Abstract
Purpose :
Na+/K+-ATPase plays a major role in the electrochemical equilibrium across the ciliary epithelium (CE). Clinical data demonstrate reducing pump activity through Na+/K+-ATPase inhibitors such as nitric oxide-donating prostaglandin may help reduce intraocular pressure (IOP), an established risk factor for glaucoma. In this investigation we estimate optimal levels of Na+/K+-ATPase inhibitors using a mathematical model of the impact of Na+/K+-ATPase activity regulation on aqueous humor production (AHP).
Methods :
AHP is described by the iterative solution of the coupled interaction between electrodiffusion of Na+, Cl- and K+ and AH fluid motion through a compartment scheme of the CE including ciliary capillary (CC), stroma, pigmented (PE) and nonpigmented (NPE) cells, lateral intercellular spaces (LIS) and posterior and anterior chambers connected to the episcleral vein (EV) through an outflow facility conductance.
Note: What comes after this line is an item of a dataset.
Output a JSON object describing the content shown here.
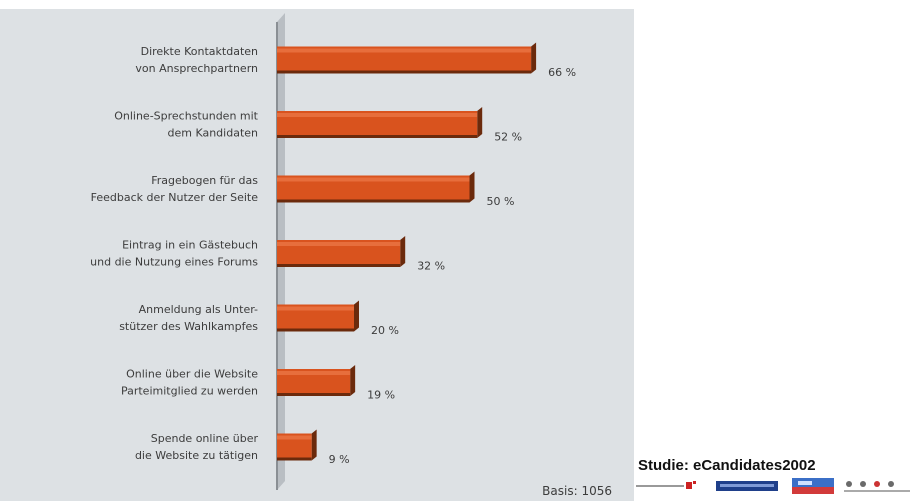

A gap junction separates PE and NPE and a tight junction separates the two LIS. Ion transport is modeled by passive membrane transporters and active Na+/K+-ATPase pump. Cell electroneutrality is enforced by a fixed intracellular negative charge. Simulations are performed under short circuit conditions and hydrostatic pressures of 25 and 8 mmHg in CC and EV.
Results :
Fig. 1 shows the predicted AH volumetric flow rate QAH (VFR) as a function of the adimensional ratio γ = [ATP]/Ksat, [ATP] being the intracellular ATP concentration and Ksat=1μM the half-saturation constant, for several values of the maximum activation pump flux density Jmax. Results indicate that for sufficiently high Jmax, there exists a (different) range of γ for which QAH decreases with respect to the reference value 2.5 μL/min. Fig. 2 shows the percent variation ΔQAH with respect to baseline conditions (γ=0, ‘*’) as a function of Jmax, for several values of γ. Results indicate that maximum Na+/K+-ATPase impact on VFR reduction is of 8%.
Conclusions :
Model predictions suggest that a marked inhibition of ATPase activity (γ <<1) does not significantly reduce AHP. Conversely, modeling demonstrates that allowing an intermediate level of pump activity (for [ATP]=5Ksat) maximizes AHP reduction. These results demonstrate potential ability of mathematical virtual laboratories to assist clinicians in optimizing IOP lowering medications.
This abstract was presented at the 2022 ARVO Annual Meeting, held in Denver, CO, May 1-4, 2022, and virtually.